The repository contains the materials related to the paper:
Marie-Catherine de Marneffe, Mandy Simons, and Judith Tonhauser (2019). The CommitmentBank: Investigating projection in naturally occurring discourse. Proceedings of Sinn und Bedeutung 23.
The CommitmentBank is a corpus of 1,200 naturally occurring discourses whose final sentence contains a clause-embedding predicate under an entailment canceling operator (question, modal, negation, antecedent of conditional).
CommitmentBank-items.csv contains the data, one item per row
CommitmentBank-All.csv contains each participant's answer
- Target: sentence of interest, containing a clause-embedding predicate under an entailment canceling operator
- Context: preceding context of the target sentence (up to 2 sentences/turns)
- Prompt: prompt used in the experiment to gather projection judgments
- Verb: clause-embedding predicate
- Embedding: type of entailment canceling operator
- factive: whether the verb is canonically considered factive or not
- ModalType: for modal embedding, type of modal (AB: ability, CI: circumstancial, DE: deontic, EP: epistemic)

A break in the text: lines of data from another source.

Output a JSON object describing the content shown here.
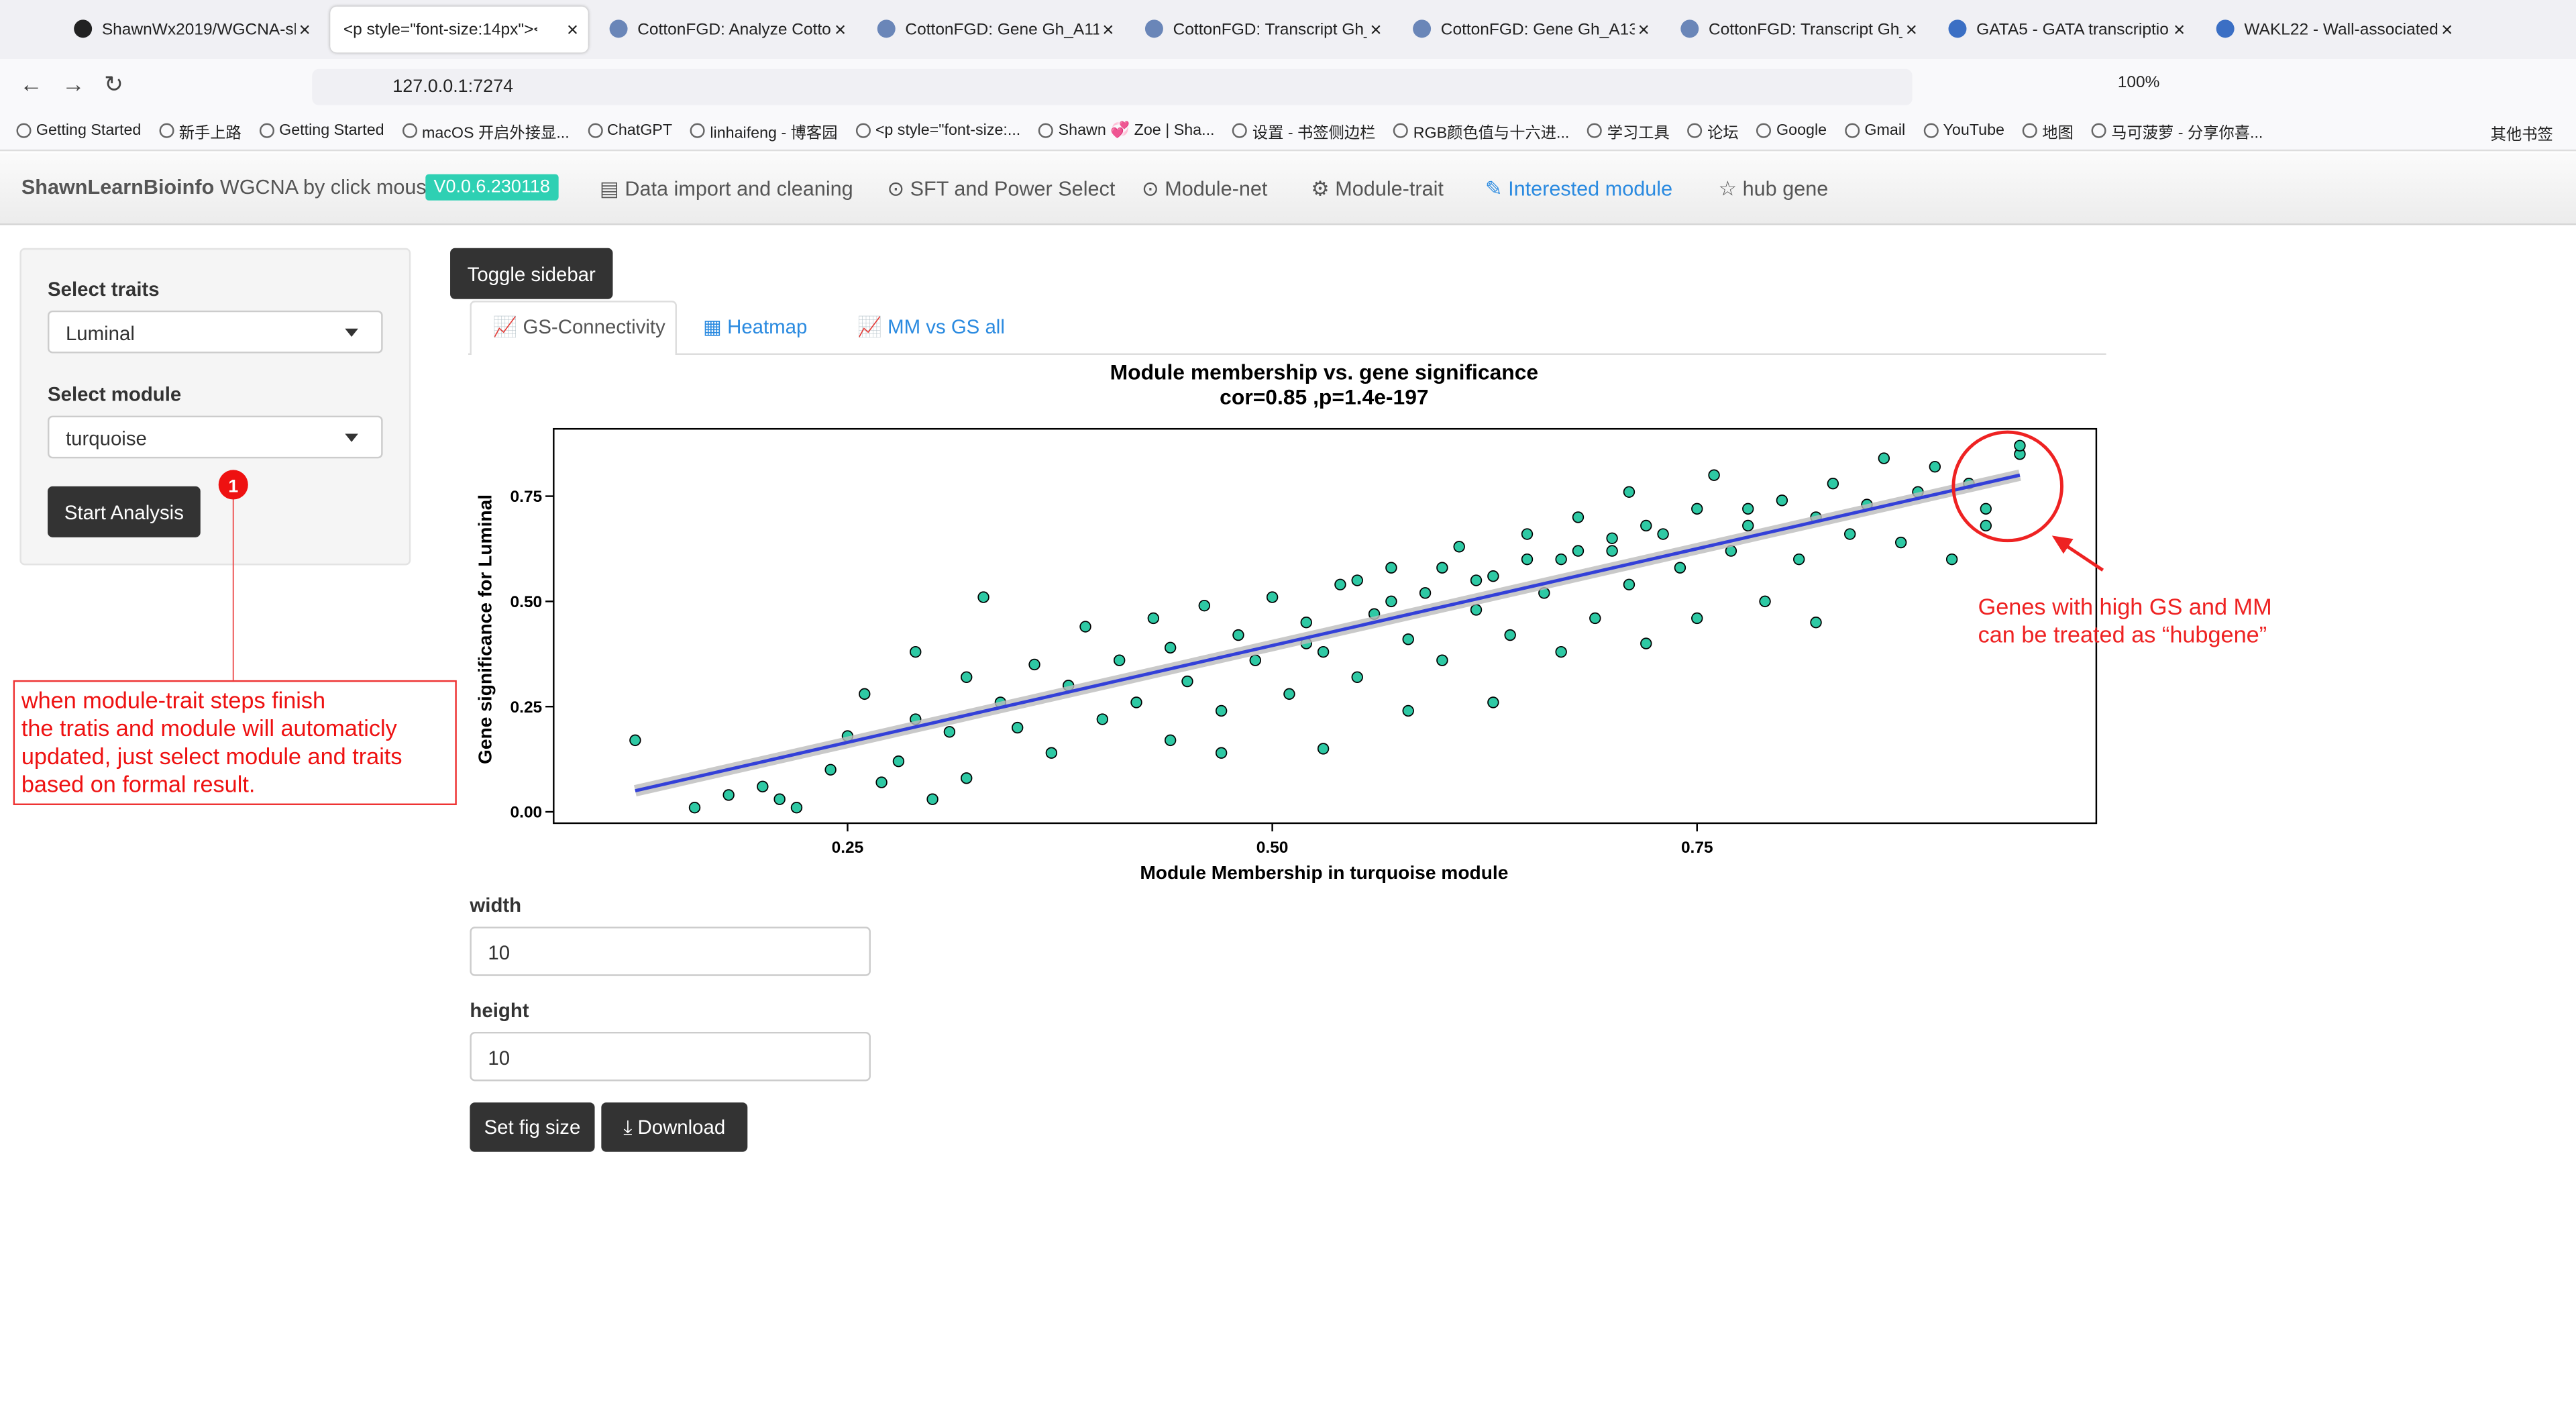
{
  "browser": {
    "tabs": [
      "ShawnWx2019/WGCNA-sh",
      "<p style=\"font-size:14px\"><b>",
      "CottonFGD: Analyze Cotto",
      "CottonFGD: Gene Gh_A11G",
      "CottonFGD: Transcript Gh_",
      "CottonFGD: Gene Gh_A13G",
      "CottonFGD: Transcript Gh_",
      "GATA5 - GATA transcriptio",
      "WAKL22 - Wall-associated"
    ],
    "url": "127.0.0.1:7274",
    "zoom": "100%",
    "bookmarks": [
      "Getting Started",
      "新手上路",
      "Getting Started",
      "macOS 开启外接显...",
      "ChatGPT",
      "linhaifeng - 博客园",
      "<p style=\"font-size:...",
      "Shawn 💞 Zoe | Sha...",
      "设置 - 书签侧边栏",
      "RGB颜色值与十六进...",
      "学习工具",
      "论坛",
      "Google",
      "Gmail",
      "YouTube",
      "地图",
      "马可菠萝 - 分享你喜..."
    ],
    "other_bookmarks": "其他书签"
  },
  "navbar": {
    "brand": "ShawnLearnBioinfo",
    "brand_suffix": "WGCNA by click mouse",
    "version": "V0.0.6.230118",
    "items": [
      "Data import and cleaning",
      "SFT and Power Select",
      "Module-net",
      "Module-trait",
      "Interested module",
      "hub gene"
    ],
    "active": 4
  },
  "sidebar": {
    "traits_label": "Select traits",
    "traits_value": "Luminal",
    "module_label": "Select module",
    "module_value": "turquoise",
    "button": "Start Analysis"
  },
  "toggle": "Toggle sidebar",
  "tabs": [
    "GS-Connectivity",
    "Heatmap",
    "MM vs GS all"
  ],
  "chart_data": {
    "type": "scatter",
    "title": "Module membership vs. gene significance",
    "subtitle": "cor=0.85 ,p=1.4e-197",
    "x_label": "Module Membership in turquoise module",
    "y_label": "Gene significance for  Luminal",
    "color": "#2ec9a4",
    "line_color": "#3340d8",
    "x": [
      0.125,
      0.16,
      0.18,
      0.2,
      0.21,
      0.22,
      0.24,
      0.25,
      0.26,
      0.27,
      0.28,
      0.29,
      0.29,
      0.3,
      0.31,
      0.32,
      0.32,
      0.33,
      0.34,
      0.35,
      0.36,
      0.37,
      0.38,
      0.39,
      0.4,
      0.41,
      0.42,
      0.43,
      0.44,
      0.44,
      0.45,
      0.46,
      0.47,
      0.47,
      0.48,
      0.49,
      0.5,
      0.51,
      0.52,
      0.53,
      0.53,
      0.54,
      0.55,
      0.56,
      0.57,
      0.58,
      0.58,
      0.59,
      0.6,
      0.61,
      0.62,
      0.63,
      0.63,
      0.64,
      0.65,
      0.66,
      0.67,
      0.67,
      0.68,
      0.69,
      0.7,
      0.71,
      0.71,
      0.72,
      0.73,
      0.74,
      0.75,
      0.75,
      0.76,
      0.77,
      0.78,
      0.79,
      0.8,
      0.81,
      0.82,
      0.82,
      0.83,
      0.84,
      0.85,
      0.86,
      0.87,
      0.88,
      0.89,
      0.9,
      0.91,
      0.92,
      0.92,
      0.94,
      0.94,
      0.55,
      0.6,
      0.65,
      0.7,
      0.62,
      0.68,
      0.72,
      0.78,
      0.57,
      0.52
    ],
    "y": [
      0.17,
      0.01,
      0.04,
      0.06,
      0.03,
      0.01,
      0.1,
      0.18,
      0.28,
      0.07,
      0.12,
      0.22,
      0.38,
      0.03,
      0.19,
      0.32,
      0.08,
      0.51,
      0.26,
      0.2,
      0.35,
      0.14,
      0.3,
      0.44,
      0.22,
      0.36,
      0.26,
      0.46,
      0.17,
      0.39,
      0.31,
      0.49,
      0.24,
      0.14,
      0.42,
      0.36,
      0.51,
      0.28,
      0.45,
      0.15,
      0.38,
      0.54,
      0.32,
      0.47,
      0.58,
      0.24,
      0.41,
      0.52,
      0.36,
      0.63,
      0.48,
      0.26,
      0.56,
      0.42,
      0.66,
      0.52,
      0.38,
      0.6,
      0.7,
      0.46,
      0.62,
      0.54,
      0.76,
      0.4,
      0.66,
      0.58,
      0.72,
      0.46,
      0.8,
      0.62,
      0.68,
      0.5,
      0.74,
      0.6,
      0.7,
      0.45,
      0.78,
      0.66,
      0.73,
      0.84,
      0.64,
      0.76,
      0.82,
      0.6,
      0.78,
      0.72,
      0.68,
      0.85,
      0.87,
      0.55,
      0.58,
      0.6,
      0.65,
      0.55,
      0.62,
      0.68,
      0.72,
      0.5,
      0.4
    ],
    "fit_line": {
      "x": [
        0.125,
        0.94
      ],
      "y": [
        0.05,
        0.8
      ]
    },
    "xlim": [
      0.077,
      0.985
    ],
    "ylim": [
      -0.027,
      0.91
    ],
    "xticks": [
      {
        "value": 0.25,
        "label": "0.25"
      },
      {
        "value": 0.5,
        "label": "0.50"
      },
      {
        "value": 0.75,
        "label": "0.75"
      }
    ],
    "yticks": [
      {
        "value": 0,
        "label": "0.00"
      },
      {
        "value": 0.25,
        "label": "0.25"
      },
      {
        "value": 0.5,
        "label": "0.50"
      },
      {
        "value": 0.75,
        "label": "0.75"
      }
    ]
  },
  "fig": {
    "width_label": "width",
    "width_value": "10",
    "height_label": "height",
    "height_value": "10",
    "set_button": "Set fig size",
    "download_button": "Download"
  },
  "annotations": {
    "badge": "1",
    "note": [
      "when module-trait steps finish",
      "the tratis and module will automaticly",
      "updated,  just select module and traits",
      "based on formal result."
    ],
    "hub_note": [
      "Genes with high GS and MM",
      "can be treated as “hubgene”"
    ]
  }
}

- MatTense: tense of the matrix verb
- MatSubjLemma: lemma of the matrix verb subject
- MatSubjPer: person of the matrix verb subject
- MatSubjNum: number of the matrix verb subject
- genre: corpus from which the item has been extracted
- Answer/Responses: projection judgments to the prompt, using a 7-point Likert scale (-3/the author is certain that the prompt is false, 0/the author is not certain whether the prompt is true or false, 3/the author is certain that the prompt is true)
- mean.noTarget: mean of responses to the "plausibility of the content of the complement given context" (see Section 2.6 in the paper)
- sd.noTarget: standard deviation of responses to the "plausibility of the content of the complement given context" (see Section 2.6 in the paper)
analysis-SuB-paper.R contains the R code to reproduce the figures and models in the paper. At time of publication, a few items were missing annotation for the tense of the matrix verb. These got fixed in the released data. However running the code on the released data leads to minimal discrepancies from what is reported in the paper wrt tense.